Hint: The given question is solved by using set theory. Instead there is a subset of it. Let us discuss the set and their subset on it. In a set, there are elements or numbers.
Set: Set is a well-defined collection of distinct objects or elements. The arrangement of the objects/elements in the set does not matter.

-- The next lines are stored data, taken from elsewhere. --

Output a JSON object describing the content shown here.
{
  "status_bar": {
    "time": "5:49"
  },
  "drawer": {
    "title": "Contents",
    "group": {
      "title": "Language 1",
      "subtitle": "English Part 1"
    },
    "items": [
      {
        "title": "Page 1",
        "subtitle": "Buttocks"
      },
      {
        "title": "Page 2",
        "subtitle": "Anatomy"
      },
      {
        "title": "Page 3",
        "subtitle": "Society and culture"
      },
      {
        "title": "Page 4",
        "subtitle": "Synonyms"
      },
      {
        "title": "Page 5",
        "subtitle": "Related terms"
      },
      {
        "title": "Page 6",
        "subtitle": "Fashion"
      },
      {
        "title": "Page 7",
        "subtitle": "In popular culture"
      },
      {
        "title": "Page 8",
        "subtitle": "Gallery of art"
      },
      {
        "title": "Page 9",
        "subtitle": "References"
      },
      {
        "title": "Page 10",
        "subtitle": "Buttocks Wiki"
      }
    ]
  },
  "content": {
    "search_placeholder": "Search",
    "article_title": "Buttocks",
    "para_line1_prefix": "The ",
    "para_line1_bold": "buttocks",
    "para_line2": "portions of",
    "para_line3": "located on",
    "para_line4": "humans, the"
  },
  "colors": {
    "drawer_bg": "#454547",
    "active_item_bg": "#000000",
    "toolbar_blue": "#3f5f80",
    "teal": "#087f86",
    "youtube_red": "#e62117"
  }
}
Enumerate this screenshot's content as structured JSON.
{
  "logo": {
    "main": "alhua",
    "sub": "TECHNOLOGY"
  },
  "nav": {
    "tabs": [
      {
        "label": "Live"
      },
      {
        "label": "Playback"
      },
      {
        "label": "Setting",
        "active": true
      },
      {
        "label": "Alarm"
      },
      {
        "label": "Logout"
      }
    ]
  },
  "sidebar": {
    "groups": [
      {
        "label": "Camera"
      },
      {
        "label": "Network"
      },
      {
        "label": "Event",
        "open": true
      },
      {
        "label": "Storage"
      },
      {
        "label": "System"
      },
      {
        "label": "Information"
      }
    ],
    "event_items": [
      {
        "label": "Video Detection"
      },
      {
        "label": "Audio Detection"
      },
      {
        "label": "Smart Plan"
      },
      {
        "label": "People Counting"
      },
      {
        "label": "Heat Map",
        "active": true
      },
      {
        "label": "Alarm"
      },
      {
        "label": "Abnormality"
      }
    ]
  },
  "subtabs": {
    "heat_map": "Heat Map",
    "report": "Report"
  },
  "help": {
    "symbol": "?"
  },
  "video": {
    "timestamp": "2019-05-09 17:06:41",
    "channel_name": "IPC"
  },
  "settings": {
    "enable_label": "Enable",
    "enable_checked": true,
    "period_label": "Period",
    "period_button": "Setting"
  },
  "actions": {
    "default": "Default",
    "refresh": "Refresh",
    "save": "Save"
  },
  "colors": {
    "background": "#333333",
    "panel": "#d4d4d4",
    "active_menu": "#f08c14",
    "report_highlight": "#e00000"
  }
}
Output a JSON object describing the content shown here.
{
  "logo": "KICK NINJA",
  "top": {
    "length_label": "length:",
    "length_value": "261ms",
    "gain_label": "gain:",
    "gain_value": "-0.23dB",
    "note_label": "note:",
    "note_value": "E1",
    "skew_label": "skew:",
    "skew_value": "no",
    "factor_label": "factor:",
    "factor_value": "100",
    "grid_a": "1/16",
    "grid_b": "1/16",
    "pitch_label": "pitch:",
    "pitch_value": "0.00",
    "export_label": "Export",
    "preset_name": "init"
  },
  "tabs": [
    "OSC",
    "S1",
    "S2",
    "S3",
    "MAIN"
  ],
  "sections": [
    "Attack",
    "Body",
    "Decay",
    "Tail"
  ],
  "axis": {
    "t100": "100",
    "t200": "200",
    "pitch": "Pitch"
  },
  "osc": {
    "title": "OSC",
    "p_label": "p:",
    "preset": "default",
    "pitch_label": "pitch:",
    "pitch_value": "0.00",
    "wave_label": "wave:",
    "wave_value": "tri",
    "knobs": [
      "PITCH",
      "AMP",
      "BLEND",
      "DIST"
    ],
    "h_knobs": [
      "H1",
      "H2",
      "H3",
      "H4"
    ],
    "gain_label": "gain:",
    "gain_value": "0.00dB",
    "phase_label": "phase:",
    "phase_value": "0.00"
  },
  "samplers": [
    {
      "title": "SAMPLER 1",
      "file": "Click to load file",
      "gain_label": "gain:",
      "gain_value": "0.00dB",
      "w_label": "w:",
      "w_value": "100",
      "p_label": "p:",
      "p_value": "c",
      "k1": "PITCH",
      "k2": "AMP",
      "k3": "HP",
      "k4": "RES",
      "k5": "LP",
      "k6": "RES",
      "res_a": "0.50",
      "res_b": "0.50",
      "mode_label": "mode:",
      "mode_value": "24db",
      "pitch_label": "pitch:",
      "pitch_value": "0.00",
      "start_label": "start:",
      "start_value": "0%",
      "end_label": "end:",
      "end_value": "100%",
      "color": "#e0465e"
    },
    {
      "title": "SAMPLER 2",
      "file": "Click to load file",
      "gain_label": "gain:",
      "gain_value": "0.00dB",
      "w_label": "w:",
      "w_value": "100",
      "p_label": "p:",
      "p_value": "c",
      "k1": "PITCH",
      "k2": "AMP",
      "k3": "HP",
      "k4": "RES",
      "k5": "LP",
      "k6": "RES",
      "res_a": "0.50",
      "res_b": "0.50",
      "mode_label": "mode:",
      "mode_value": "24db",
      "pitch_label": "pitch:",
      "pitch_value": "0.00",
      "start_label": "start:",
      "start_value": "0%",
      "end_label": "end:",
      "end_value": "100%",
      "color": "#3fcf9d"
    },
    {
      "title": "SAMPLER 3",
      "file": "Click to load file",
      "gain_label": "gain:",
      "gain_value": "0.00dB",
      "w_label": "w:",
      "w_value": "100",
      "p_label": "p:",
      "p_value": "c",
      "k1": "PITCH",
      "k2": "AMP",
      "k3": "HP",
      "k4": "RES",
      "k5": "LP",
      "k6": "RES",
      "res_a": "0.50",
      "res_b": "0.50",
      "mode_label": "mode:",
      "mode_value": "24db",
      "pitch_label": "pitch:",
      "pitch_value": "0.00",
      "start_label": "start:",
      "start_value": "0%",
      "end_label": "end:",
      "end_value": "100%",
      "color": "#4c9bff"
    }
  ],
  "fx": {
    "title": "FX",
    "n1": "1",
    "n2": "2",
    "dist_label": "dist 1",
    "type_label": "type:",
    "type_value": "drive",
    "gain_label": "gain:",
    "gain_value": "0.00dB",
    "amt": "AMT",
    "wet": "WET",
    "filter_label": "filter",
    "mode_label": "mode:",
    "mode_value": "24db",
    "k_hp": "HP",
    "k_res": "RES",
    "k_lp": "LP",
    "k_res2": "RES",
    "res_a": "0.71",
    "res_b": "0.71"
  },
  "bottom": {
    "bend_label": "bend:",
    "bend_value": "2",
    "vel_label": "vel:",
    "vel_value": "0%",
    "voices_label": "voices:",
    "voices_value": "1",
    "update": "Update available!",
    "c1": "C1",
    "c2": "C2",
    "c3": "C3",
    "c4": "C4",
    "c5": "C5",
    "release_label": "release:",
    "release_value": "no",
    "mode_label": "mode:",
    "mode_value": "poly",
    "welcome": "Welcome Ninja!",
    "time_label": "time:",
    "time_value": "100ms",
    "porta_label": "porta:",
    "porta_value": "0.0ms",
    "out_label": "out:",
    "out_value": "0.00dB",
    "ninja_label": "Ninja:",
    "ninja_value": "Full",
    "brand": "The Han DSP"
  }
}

Complete step by step answer:
Even number: The number which is divisible by $2$ is called an even number like \[A \cup B\] \[2,4,6,8....\] so on.
Odd number: The number which is not divisible by $2$ is called an odd number like \[3,9,11...\] so on.
Sets are the well-defined collection of distinct elements. Sets contain the intersection and the union of the elements.
The intersection of two sets: Let A and B be two sets and their intersection will be like \[A \cap B\]. The symbol of intersection \[ \cap \].
Union of two sets: Let A and B be two sets and their union be like \[A \cup B\]. The symbol of a union is like \[ \cup \].
Subset: is that set in which all the elements are contained in another set. In the given question set is \[S{\text{ }} = {\text{ }}\left\{ {1,2,3...10} \right\}\]
\[S\] is set containing numbers \[1\] to \[10.\]
In which the odd numbers are \[1,3,5,7,9...\]
So the number subset is five containing only numbers.
The identity of sets is \[{2^n} - 1...\]

Where \[n\] is equal to \[5\]
We have \[5\] odd numbers...
So the identity becomes
= \[{2^5} - 1 - - - - - - (A)\]
Like \[{2^5}\] be \[2 \times 2 \times 2 \times 2 \times 2\]which is equal to \[32\].
So equation \[A\] becomes
= \[32 - 1\]
= \[31\]

There are \[31\] subsets in it.

Note: The given question is based on set theory. For solving the question using \[2 - 1\]identity on it. The elements in a set are odd in the given question. So in that way, we can find the subsets of the set containing only odd numbers. The elements in a set are randomly arranged or we can say that no arrangement does not matter.